MARRAKECH A Syrian opposition spokesman called for “real support” and not just recognition on Wednesday, hours after the U.S. declared that the new Syrian opposition coalition was the “legitimate representative” of its country’s people.
Speaking as the fourth meeting of the “Friends of the Syrian People” opened in the Moroccan city of Marrakech, Walid al-Bunni called on the more than a hundred delegates from Europe and the Gulf countries to provide something concrete to help in their battle against Syrian President Bashar Assad’s regime.
“Recognition is nice, but we need real support,” said Walid al-Bunni, a spokesman for the newly formed Syrian National Coalition as the conference began. “I will be happy after the conference if we have something for the Syrian people.”
The U.S. move, announced by President Barack Obama late Tuesday, follows that of France and the U.K.
The Syrian National Coalition, formed in November during a conference in Doha, Qatar, has been calling for increased international support, including military material for opposition forces battling the government of Bashar Assad in Syria for nearly two years.
There are also no representatives of the Syrian rebel forces at the conference.
John Wilks, the British special representative to the Syrian opposition, explained that Wednesday’s event was neither a donor conference nor a military aid event but rather an effort to set up opposition institutions so that they could effectively use future aid in a credible manner to administer the areas they control.
“The key point is that they are setting up institutions and money is coming, so it’s a better situation than three months ago they are happy, we are happy,” he said before the conference began.
He said so far Britain had earmarked 50 million pounds ($80 million) of humanitarian aid and 7 million pounds ($11.2 million) non-humanitarian including communications equipment, training and office supplies but no plans for now for military aid.
“There are big issues concerning legality intervening in a civil war to overthrow a government is a difficult proposition, to put it mildly,” he said.

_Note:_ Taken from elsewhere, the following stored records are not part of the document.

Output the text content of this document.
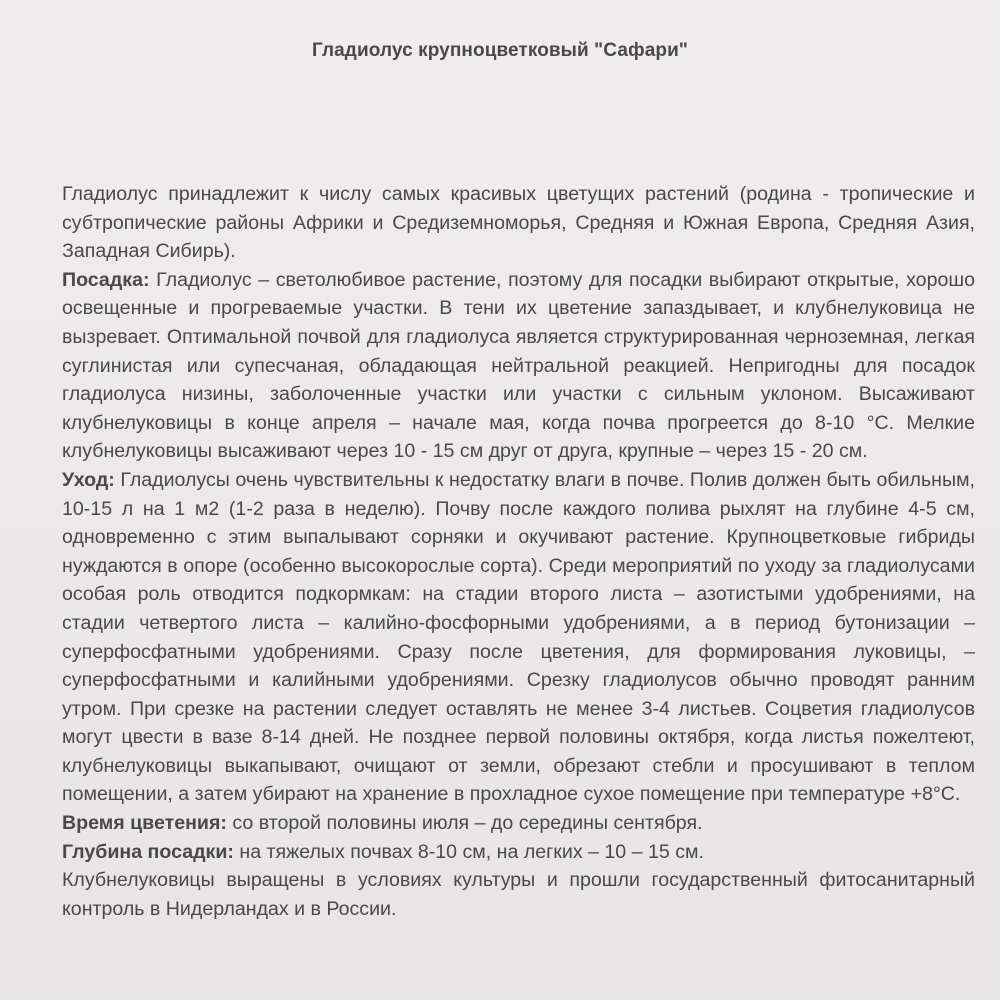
Гладиолус крупноцветковый "Сафари"

Гладиолус принадлежит к числу самых красивых цветущих растений (родина - тропические и субтропические районы Африки и Средиземноморья, Средняя и Южная Европа, Средняя Азия, Западная Сибирь).

Посадка: Гладиолус – светолюбивое растение, поэтому для посадки выбирают открытые, хорошо освещенные и прогреваемые участки. В тени их цветение запаздывает, и клубнелуковица не вызревает. Оптимальной почвой для гладиолуса является структурированная черноземная, легкая суглинистая или супесчаная, обладающая нейтральной реакцией. Непригодны для посадок гладиолуса низины, заболоченные участки или участки с сильным уклоном. Высаживают клубнелуковицы в конце апреля – начале мая, когда почва прогреется до 8-10 °С. Мелкие клубнелуковицы высаживают через 10 - 15 см друг от друга, крупные – через 15 - 20 см.

Уход: Гладиолусы очень чувствительны к недостатку влаги в почве. Полив должен быть обильным, 10-15 л на 1 м2 (1-2 раза в неделю). Почву после каждого полива рыхлят на глубине 4-5 см, одновременно с этим выпалывают сорняки и окучивают растение. Крупноцветковые гибриды нуждаются в опоре (особенно высокорослые сорта). Среди мероприятий по уходу за гладиолусами особая роль отводится подкормкам: на стадии второго листа – азотистыми удобрениями, на стадии четвертого листа – калийно-фосфорными удобрениями, а в период бутонизации – суперфосфатными удобрениями. Сразу после цветения, для формирования луковицы, – суперфосфатными и калийными удобрениями. Срезку гладиолусов обычно проводят ранним утром. При срезке на растении следует оставлять не менее 3-4 листьев. Соцветия гладиолусов могут цвести в вазе 8-14 дней. Не позднее первой половины октября, когда листья пожелтеют, клубнелуковицы выкапывают, очищают от земли, обрезают стебли и просушивают в теплом помещении, а затем убирают на хранение в прохладное сухое помещение при температуре +8°С.

Время цветения: со второй половины июля – до середины сентября.

Глубина посадки: на тяжелых почвах 8-10 см, на легких – 10 – 15 см.

Клубнелуковицы выращены в условиях культуры и прошли государственный фитосанитарный контроль в Нидерландах и в России.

Obama’s announcement follows his administration’s blacklisting of a militant Syrian rebel group with links to al-Qaida. That step is aimed at blunting the influence of extremists amid fears that the regime may use or lose control of its stockpile of chemical weapons.
The U.S. had been leading international efforts to prod the fractured Syrian opposition into coalescing around a leadership that would represent all of the country’s factions and religions. Yet it had held back from granting recognition to the group until it demonstrated that it could organize itself in credible fashion.
In particular, Washington had wanted to see the group set up smaller committees that could deal with specific immediate and short-term issues, such as governing parts of Syria under their control and putting in place institutions to address the needs of people once Assad is ousted. Some of those committees could form the basis of a transitional government.